While the movement inside of a watch is very important, to be honest, I didn’t need to think too much about it while wearing the Rolex Datejust 41. Rolex doesn’t make the movement visible through the rear of the case, which in many ways makes the wearing experience more about what is on the outside, versus what is on the inside. I say all this because I do find that watches with and without exhibition caseback windows do make for different wearing experiences (not better or worse, just distinct). In the context of the Rolex Datejust 41, it allows me to focus a lot more on the design, as well as the club I am now a part of. That club being the many people before me and who currently wear Rolex Datejust watches.
I have a lot to say about the experience of being someone wearing a Rolex Datejust and what that makes me feel. In fact, I will spend the majority of this watch review discussing those elements, as I think it is central to the Rolex Datejust wearing experience. Allow me to explain. When I look at the Rolex Datejust on my wrist, sometimes I see the storied age of the design. This is a brand new watch, so why is it that I find it to look old?
It does help to recall that this is a design Rolex has been perpetuating since the 1950s. Even though the Datejust debuted in 1945, it was not until the next decade that Rolex modified the design of the Datejust more to its current form. That includes the distinctive hands, bezel design, and bracelets. This means that for over 60 years people around the world have become familiar with the core look of a Rolex Datejust. I will talk more about the Rolex Datejust in popular culture below, but suffice it to say that when you decide to wear a Rolex Datejust, you aren’t simply wearing a timepiece that becomes part of your personality. Rather, you are putting on an institution, and lending your personality to it.

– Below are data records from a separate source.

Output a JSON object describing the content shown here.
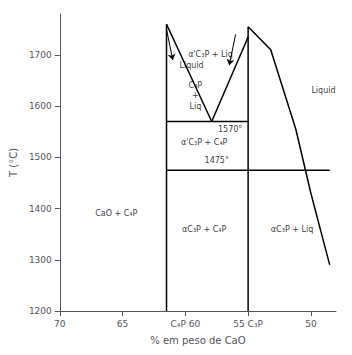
{
  "chart_data": {
    "type": "line",
    "xlabel": "% em peso de CaO",
    "ylabel": "T (°C)",
    "xlim": [
      70,
      48
    ],
    "ylim": [
      1200,
      1780
    ],
    "xticks": [
      70,
      65,
      {
        "value": 60,
        "label": "C₄P 60"
      },
      {
        "value": 55,
        "label": "55 C₃P"
      },
      50
    ],
    "yticks": [
      1200,
      1300,
      1400,
      1500,
      1600,
      1700
    ],
    "grid": false,
    "series": [
      {
        "color": "#000000",
        "x": [
          61.5,
          61.5
        ],
        "values": [
          1200,
          1760
        ]
      },
      {
        "color": "#000000",
        "x": [
          55.0,
          55.0
        ],
        "values": [
          1200,
          1755
        ]
      },
      {
        "color": "#000000",
        "x": [
          61.5,
          55.0
        ],
        "values": [
          1570,
          1570
        ]
      },
      {
        "color": "#000000",
        "x": [
          61.5,
          55.0
        ],
        "values": [
          1475,
          1475
        ]
      },
      {
        "color": "#000000",
        "x": [
          55.0,
          48.5
        ],
        "values": [
          1475,
          1475
        ]
      },
      {
        "color": "#000000",
        "x": [
          61.5,
          57.9
        ],
        "values": [
          1760,
          1570
        ]
      },
      {
        "color": "#000000",
        "x": [
          57.9,
          55.0
        ],
        "values": [
          1570,
          1735
        ]
      },
      {
        "color": "#000000",
        "x": [
          55.0,
          53.2,
          51.2,
          50.0,
          49.2,
          48.5
        ],
        "values": [
          1755,
          1710,
          1555,
          1430,
          1355,
          1290
        ]
      },
      {
        "type": "arrow",
        "color": "#000000",
        "x": [
          61.5,
          61.0
        ],
        "values": [
          1750,
          1690
        ]
      },
      {
        "type": "arrow",
        "color": "#000000",
        "x": [
          56.0,
          56.5
        ],
        "values": [
          1740,
          1680
        ]
      }
    ],
    "annotations": [
      {
        "text": "CaO + C₄P",
        "x": 65.5,
        "y": 1390
      },
      {
        "text": "C₄P",
        "x": 59.2,
        "y": 1640
      },
      {
        "text": "+",
        "x": 59.2,
        "y": 1620
      },
      {
        "text": "Liq",
        "x": 59.2,
        "y": 1600
      },
      {
        "text": "α'C₃P + C₄P",
        "x": 58.5,
        "y": 1530
      },
      {
        "text": "1475°",
        "x": 57.5,
        "y": 1493
      },
      {
        "text": "αC₃P + C₄P",
        "x": 58.5,
        "y": 1360
      },
      {
        "text": "αC₃P + Liq",
        "x": 51.5,
        "y": 1360
      },
      {
        "text": "α'C₃P + Liq",
        "x": 58.0,
        "y": 1700
      },
      {
        "text": "1570°",
        "x": 57.4,
        "y": 1555,
        "align": "left"
      },
      {
        "text": "Liquid",
        "x": 59.5,
        "y": 1680
      },
      {
        "text": "Liquid",
        "x": 49.0,
        "y": 1630
      }
    ]
  }
}
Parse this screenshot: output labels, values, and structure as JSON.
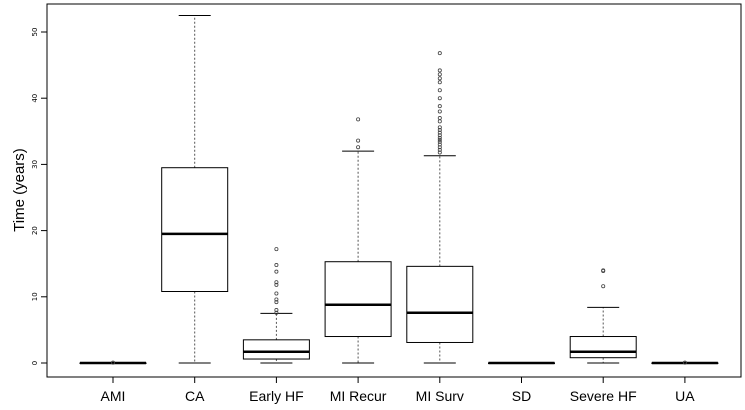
{
  "chart_data": {
    "type": "boxplot",
    "ylabel": "Time (years)",
    "xlabel": "",
    "ylim": [
      0,
      55
    ],
    "yticks": [
      0,
      10,
      20,
      30,
      40,
      50
    ],
    "categories": [
      "AMI",
      "CA",
      "Early HF",
      "MI Recur",
      "MI Surv",
      "SD",
      "Severe HF",
      "UA"
    ],
    "boxes": [
      {
        "category": "AMI",
        "min": 0,
        "q1": 0,
        "median": 0,
        "q3": 0,
        "max": 0,
        "outliers": [
          0.05
        ]
      },
      {
        "category": "CA",
        "min": 0,
        "q1": 10.8,
        "median": 19.5,
        "q3": 29.5,
        "max": 52.5,
        "outliers": []
      },
      {
        "category": "Early HF",
        "min": 0,
        "q1": 0.6,
        "median": 1.7,
        "q3": 3.5,
        "max": 7.5,
        "outliers": [
          7.6,
          8.0,
          9.2,
          9.6,
          10.5,
          11.8,
          12.2,
          13.8,
          14.8,
          17.2
        ]
      },
      {
        "category": "MI Recur",
        "min": 0,
        "q1": 4.0,
        "median": 8.8,
        "q3": 15.3,
        "max": 32.0,
        "outliers": [
          32.6,
          33.6,
          36.8
        ]
      },
      {
        "category": "MI Surv",
        "min": 0,
        "q1": 3.1,
        "median": 7.6,
        "q3": 14.6,
        "max": 31.3,
        "outliers": [
          31.8,
          32.2,
          32.6,
          33.0,
          33.4,
          33.7,
          34.0,
          34.4,
          34.8,
          35.2,
          35.6,
          36.5,
          37.0,
          38.0,
          38.8,
          40.0,
          41.2,
          42.4,
          43.0,
          43.6,
          44.2,
          46.8
        ]
      },
      {
        "category": "SD",
        "min": 0,
        "q1": 0,
        "median": 0,
        "q3": 0,
        "max": 0,
        "outliers": []
      },
      {
        "category": "Severe HF",
        "min": 0,
        "q1": 0.8,
        "median": 1.7,
        "q3": 4.0,
        "max": 8.4,
        "outliers": [
          11.6,
          13.9,
          14.0
        ]
      },
      {
        "category": "UA",
        "min": 0,
        "q1": 0,
        "median": 0,
        "q3": 0,
        "max": 0,
        "outliers": [
          0.05
        ]
      }
    ],
    "grid": false,
    "legend": "none",
    "colors": {
      "box_fill": "#ffffff",
      "stroke": "#000000",
      "whisker": "#555555",
      "outlier": "#444444"
    }
  }
}
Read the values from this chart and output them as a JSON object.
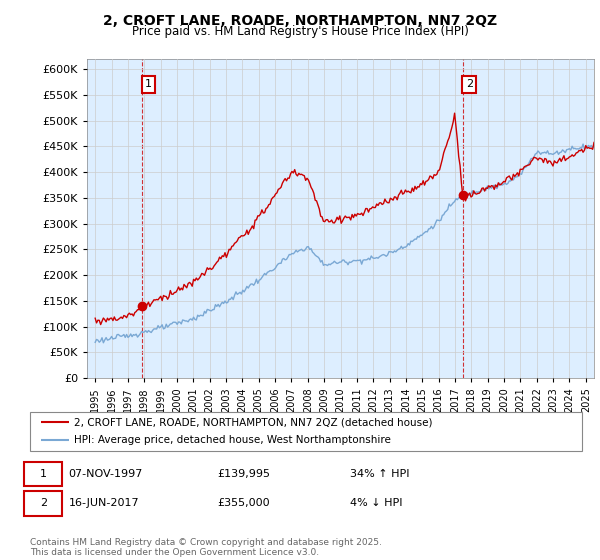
{
  "title": "2, CROFT LANE, ROADE, NORTHAMPTON, NN7 2QZ",
  "subtitle": "Price paid vs. HM Land Registry's House Price Index (HPI)",
  "legend_line1": "2, CROFT LANE, ROADE, NORTHAMPTON, NN7 2QZ (detached house)",
  "legend_line2": "HPI: Average price, detached house, West Northamptonshire",
  "sale1_date": "07-NOV-1997",
  "sale1_price": "£139,995",
  "sale1_hpi": "34% ↑ HPI",
  "sale2_date": "16-JUN-2017",
  "sale2_price": "£355,000",
  "sale2_hpi": "4% ↓ HPI",
  "copyright": "Contains HM Land Registry data © Crown copyright and database right 2025.\nThis data is licensed under the Open Government Licence v3.0.",
  "price_color": "#cc0000",
  "hpi_color": "#7aa8d4",
  "bg_color": "#ddeeff",
  "sale1_x": 1997.85,
  "sale1_y": 139995,
  "sale2_x": 2017.46,
  "sale2_y": 355000,
  "ylim": [
    0,
    620000
  ],
  "yticks": [
    0,
    50000,
    100000,
    150000,
    200000,
    250000,
    300000,
    350000,
    400000,
    450000,
    500000,
    550000,
    600000
  ],
  "xlim": [
    1994.5,
    2025.5
  ],
  "xticks": [
    1995,
    1996,
    1997,
    1998,
    1999,
    2000,
    2001,
    2002,
    2003,
    2004,
    2005,
    2006,
    2007,
    2008,
    2009,
    2010,
    2011,
    2012,
    2013,
    2014,
    2015,
    2016,
    2017,
    2018,
    2019,
    2020,
    2021,
    2022,
    2023,
    2024,
    2025
  ],
  "hpi_waypoints_x": [
    1995,
    1997,
    1999,
    2001,
    2003,
    2005,
    2007,
    2008,
    2009,
    2010,
    2011,
    2012,
    2013,
    2014,
    2015,
    2016,
    2017,
    2018,
    2019,
    2020,
    2021,
    2022,
    2023,
    2024,
    2025
  ],
  "hpi_waypoints_y": [
    72000,
    82000,
    97000,
    115000,
    148000,
    190000,
    240000,
    255000,
    220000,
    225000,
    228000,
    232000,
    242000,
    258000,
    278000,
    305000,
    345000,
    360000,
    370000,
    375000,
    395000,
    440000,
    435000,
    445000,
    450000
  ],
  "price_waypoints_x": [
    1995,
    1997,
    1998,
    1999,
    2001,
    2003,
    2005,
    2007,
    2008,
    2009,
    2010,
    2011,
    2012,
    2013,
    2014,
    2015,
    2016,
    2017,
    2017.5,
    2018,
    2019,
    2020,
    2021,
    2022,
    2023,
    2024,
    2025
  ],
  "price_waypoints_y": [
    110000,
    120000,
    140000,
    155000,
    185000,
    240000,
    310000,
    400000,
    390000,
    300000,
    310000,
    315000,
    330000,
    345000,
    360000,
    375000,
    400000,
    510000,
    350000,
    355000,
    370000,
    380000,
    400000,
    430000,
    415000,
    430000,
    445000
  ]
}
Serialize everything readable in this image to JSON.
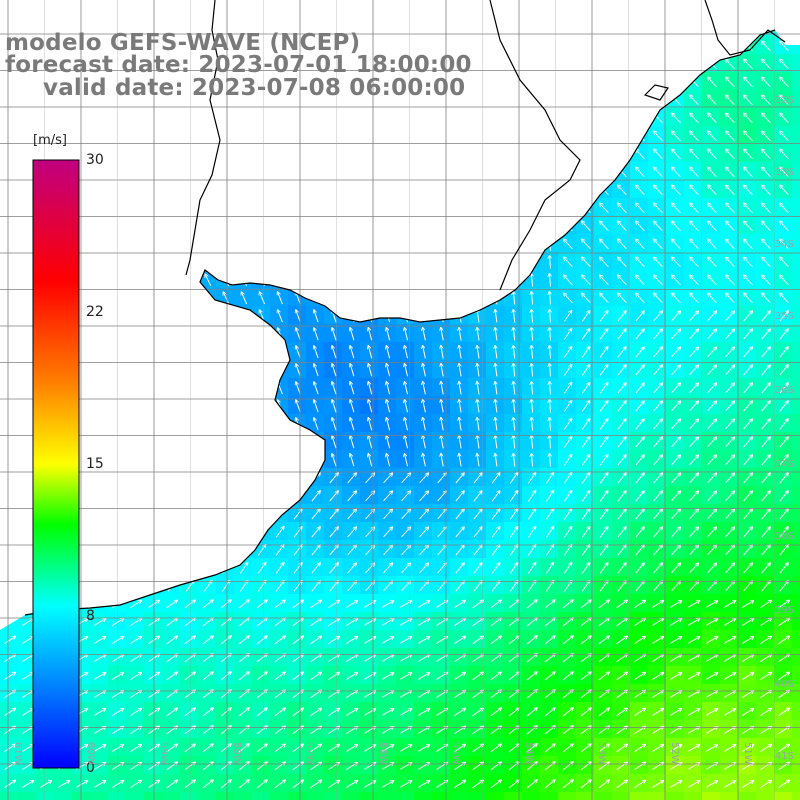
{
  "title": {
    "line1": "modelo GEFS-WAVE (NCEP)",
    "line2": "forecast date: 2023-07-01 18:00:00",
    "line3": "valid date: 2023-07-08 06:00:00"
  },
  "colorbar": {
    "unit": "[m/s]",
    "min": 0,
    "max": 30,
    "ticks": [
      "30",
      "22",
      "15",
      "8",
      "0"
    ],
    "tick_values": [
      30,
      22,
      15,
      8,
      0
    ],
    "stops": [
      {
        "v": 0,
        "c": "#0000ff"
      },
      {
        "v": 4,
        "c": "#0080ff"
      },
      {
        "v": 8,
        "c": "#00ffff"
      },
      {
        "v": 12,
        "c": "#00ff00"
      },
      {
        "v": 15,
        "c": "#ffff00"
      },
      {
        "v": 19,
        "c": "#ff8000"
      },
      {
        "v": 24,
        "c": "#ff0000"
      },
      {
        "v": 30,
        "c": "#c00080"
      }
    ]
  },
  "axes": {
    "lon_labels": [
      "61W",
      "60W",
      "59W",
      "58W",
      "57W",
      "56W",
      "55W",
      "54W",
      "53W",
      "52W",
      "51W"
    ],
    "lat_labels": [
      "32S",
      "33S",
      "34S",
      "35S",
      "36S",
      "37S",
      "38S",
      "39S",
      "40S",
      "41S"
    ]
  },
  "colors": {
    "land": "#ffffff",
    "grid": "#7f7f7f",
    "coast": "#000000",
    "arrow": "#ffffff",
    "title_text": "#7a7a7a",
    "axis_label": "#9aa4ad"
  },
  "field": {
    "variable": "wind speed with direction arrows",
    "typical_range_ms": [
      3,
      13
    ],
    "dominant_direction": "southwesterly (arrows pointing north-east)"
  }
}
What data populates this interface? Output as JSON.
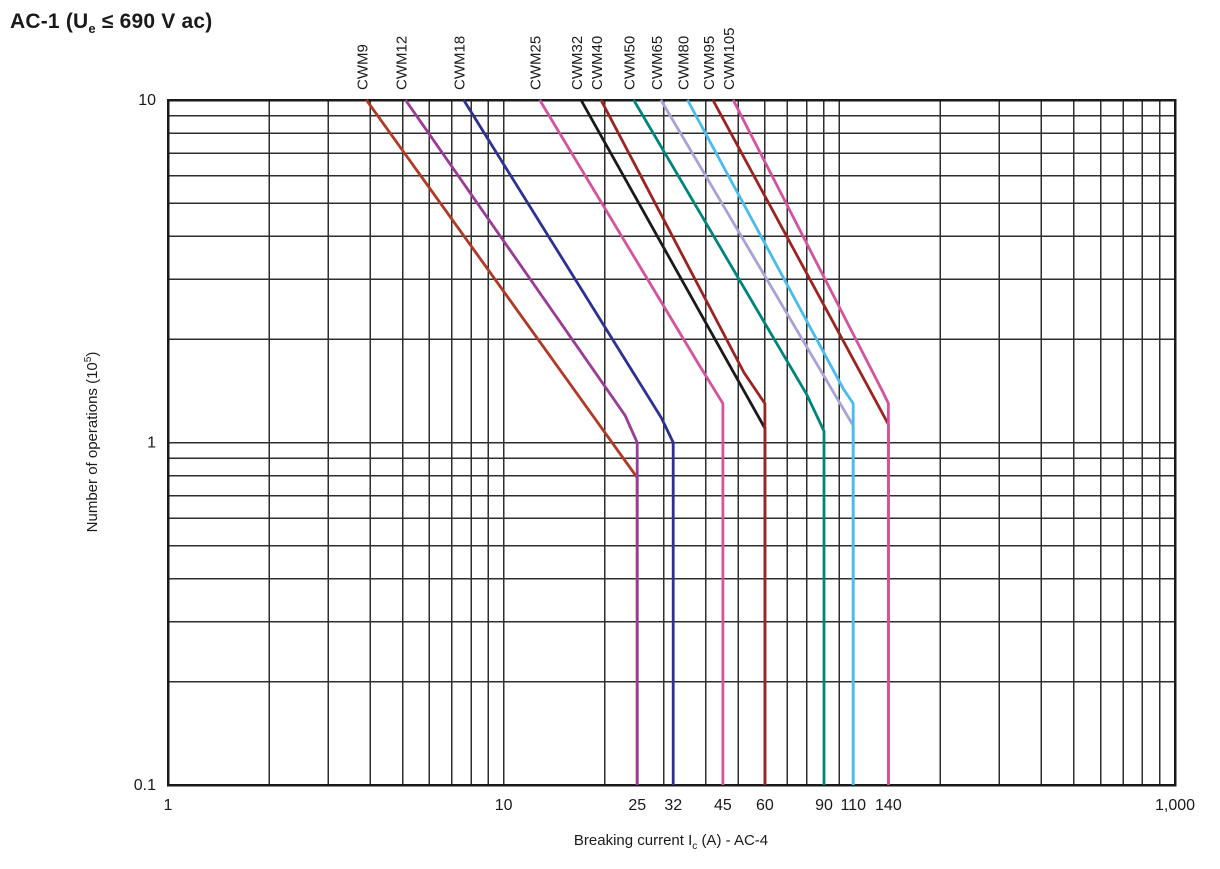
{
  "title": {
    "prefix": "AC-1 (U",
    "sub": "e",
    "suffix": " ≤ 690 V ac)"
  },
  "axis": {
    "x": {
      "pre": "Breaking current I",
      "sub": "c",
      "post": " (A) - AC-4"
    },
    "y": {
      "pre": "Number of operations (10",
      "sup": "5",
      "post": ")"
    }
  },
  "colors": {
    "grid": "#2e2e2e",
    "axis_frame": "#1a1a1a",
    "text": "#1a1a1a",
    "background": "#ffffff"
  },
  "chart_data": {
    "type": "line",
    "title": "AC-1 (Ue ≤ 690 V ac)",
    "xlabel": "Breaking current Ic (A) - AC-4",
    "ylabel": "Number of operations (10⁵)",
    "x_scale": "log",
    "y_scale": "log",
    "xlim": [
      1,
      1000
    ],
    "ylim": [
      0.1,
      10
    ],
    "grid": "on",
    "legend_position": "curve labels rotated above top axis at each curve start",
    "x_ticks": [
      {
        "label": "1",
        "value": 1
      },
      {
        "label": "10",
        "value": 10
      },
      {
        "label": "25",
        "value": 25
      },
      {
        "label": "32",
        "value": 32
      },
      {
        "label": "45",
        "value": 45
      },
      {
        "label": "60",
        "value": 60
      },
      {
        "label": "90",
        "value": 90
      },
      {
        "label": "110",
        "value": 110
      },
      {
        "label": "140",
        "value": 140
      },
      {
        "label": "1,000",
        "value": 1000
      }
    ],
    "y_ticks": [
      {
        "label": "10",
        "value": 10
      },
      {
        "label": "1",
        "value": 1
      },
      {
        "label": "0.1",
        "value": 0.1
      }
    ],
    "x_gridlines": [
      2,
      3,
      4,
      5,
      6,
      7,
      8,
      9,
      10,
      20,
      30,
      40,
      50,
      60,
      70,
      80,
      90,
      100,
      200,
      300,
      400,
      500,
      600,
      700,
      800,
      900
    ],
    "y_gridlines": [
      0.2,
      0.3,
      0.4,
      0.5,
      0.6,
      0.7,
      0.8,
      0.9,
      1,
      2,
      3,
      4,
      5,
      6,
      7,
      8,
      9
    ],
    "series": [
      {
        "name": "CWM9",
        "color": "#b03a26",
        "points": [
          [
            3.9,
            10
          ],
          [
            25,
            0.79
          ],
          [
            25,
            0.1
          ]
        ]
      },
      {
        "name": "CWM12",
        "color": "#993b97",
        "points": [
          [
            5.1,
            10
          ],
          [
            23,
            1.2
          ],
          [
            25,
            1.0
          ],
          [
            25,
            0.1
          ]
        ]
      },
      {
        "name": "CWM18",
        "color": "#2e3192",
        "points": [
          [
            7.6,
            10
          ],
          [
            29.5,
            1.18
          ],
          [
            32,
            1.0
          ],
          [
            32,
            0.1
          ]
        ]
      },
      {
        "name": "CWM25",
        "color": "#d4539e",
        "points": [
          [
            12.8,
            10
          ],
          [
            38,
            1.7
          ],
          [
            45,
            1.3
          ],
          [
            45,
            0.1
          ]
        ]
      },
      {
        "name": "CWM32",
        "color": "#1a1a1a",
        "points": [
          [
            17,
            10
          ],
          [
            60,
            1.1
          ],
          [
            60,
            0.1
          ]
        ]
      },
      {
        "name": "CWM40",
        "color": "#9b2420",
        "points": [
          [
            19.5,
            10
          ],
          [
            52,
            1.6
          ],
          [
            60,
            1.3
          ],
          [
            60,
            0.1
          ]
        ]
      },
      {
        "name": "CWM50",
        "color": "#00857c",
        "points": [
          [
            24.4,
            10
          ],
          [
            80,
            1.38
          ],
          [
            90,
            1.08
          ],
          [
            90,
            0.1
          ]
        ]
      },
      {
        "name": "CWM65",
        "color": "#a8a2d8",
        "points": [
          [
            29.4,
            10
          ],
          [
            110,
            1.12
          ],
          [
            110,
            0.1
          ]
        ]
      },
      {
        "name": "CWM80",
        "color": "#49bcee",
        "points": [
          [
            35.3,
            10
          ],
          [
            103,
            1.43
          ],
          [
            110,
            1.3
          ],
          [
            110,
            0.1
          ]
        ]
      },
      {
        "name": "CWM95",
        "color": "#9b2420",
        "points": [
          [
            42,
            10
          ],
          [
            140,
            1.13
          ],
          [
            140,
            0.1
          ]
        ]
      },
      {
        "name": "CWM105",
        "color": "#d4539e",
        "points": [
          [
            48.3,
            10
          ],
          [
            134,
            1.42
          ],
          [
            140,
            1.3
          ],
          [
            140,
            0.1
          ]
        ]
      }
    ]
  }
}
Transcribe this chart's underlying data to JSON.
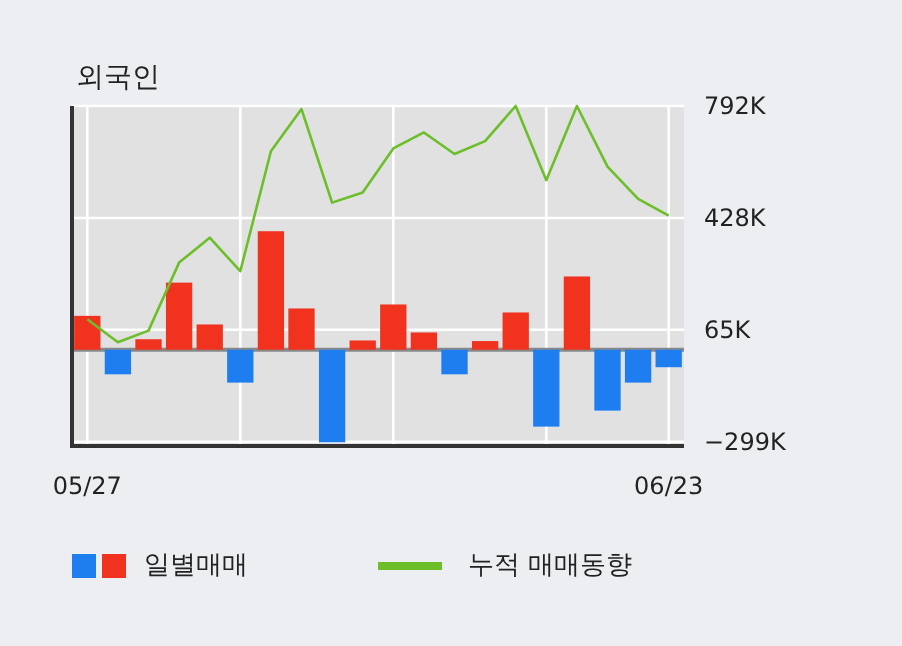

This is an important distinction because, in my opinion, “you wear some watches” and at other times “the watch wears you.” If that sounds cheesy, then perhaps you have a better way of phrasing it. The idea I am trying to convey is that some watches are so recognizable, they have a personality independent of who is wearing them. Thus, if the watch is more famous than the person wearing it, it lends personality to its wearer in a way that a less distinguishable timepiece ever can. The Rolex Datejust has that power, and when you put it on, the perceptions people have of what the watch suddenly become part of your character – regardless of whether those traits apply to you.
The next logical question is “what is the character of a Rolex Datejust?” I’ll begin by saying that I don’t know if I can definitively answer that question because I think it depends on who you were asking. I grew up seeing the Rolex Datejust in one way, but someone around the world could have a totally different perspective on what type of people wear the watch. I will say that, oddly enough, you rarely see people who consider themselves watch collectors wearing a Rolex Datejust, which is a topic I am interested in exploring.
Why is it that watch enthusiasts and collectors rarely themselves wear Rolex Datejusts? The worst thing most of them have to say about Rolex Datejust watches is that they are “boring” or “the watch a grandfather wears.” Watch enthusiasts often see the Rolex Datejust as the luxury watch for the masses. It is what you wear if your collection of timepieces is small or consists of just a few items to help your sense or style or external communication of success. So much of the mystique about the Rolex Datejust is in being an overt luxury item as opposed to a representation of horology.